My solution for that problem is to define a service and its context as a cohesive unit. That is, the concept of a service contains its interface, all of its implementations and the business logic required to select which implementation (and configuration) to choose for a given context.
In the warehouse example above, what we will have is:
- IWarehouseService
- DefainltWarehouseService
- WarehouseCachingInterceptor
- WarehouseInterceptorsSelector
Now all of those are part of the same service. The last one is where we isolate the actual decision about what type of implementation we should get.
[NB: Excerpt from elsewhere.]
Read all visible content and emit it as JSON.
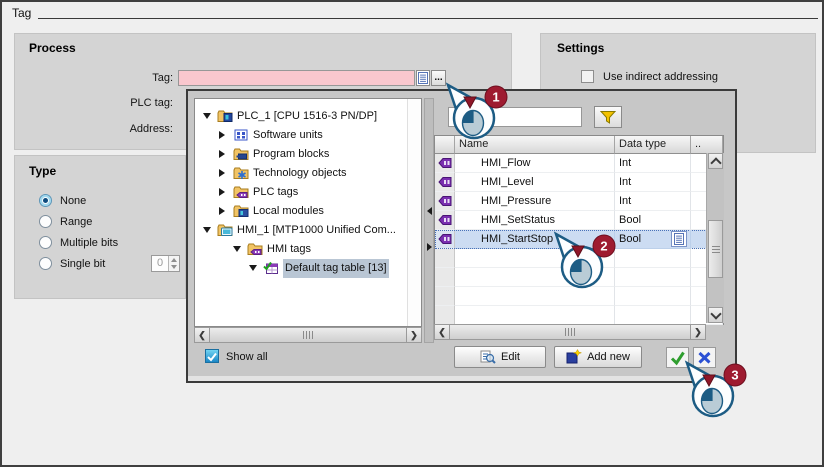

In this case, we use Windsor's IModelInterecptorsSelector to add additional, context bound, interceptors to the service.
But that is just from the interceptors side, what about the selection of the appropriate rules? We can handle that using ISubDependencyResolver, where we can decide how we want to filter the rules that goes into IWarehouseService based on the context. For that matter, we might have a completely different warehouse implementations, VirtualWarehouseService and PhysicalWarehouseService. And we need to select between them based on some business criteria. We handle that using IHanlderSelector, that make the decision which component to create.
Again, IHandlerSelector, IModelInterceptorsSelector and ISubDependencyResolvers are all implementations of Windsor extensibility mechanisms (my next two posts will cover them in details) that allows us to make it aware of the context that we have in the application.
The purpose of the explicit notion of context is to allow us to deal with the variability in the application in an explicit manner. And that, in turn means that we get much better separation of concerns.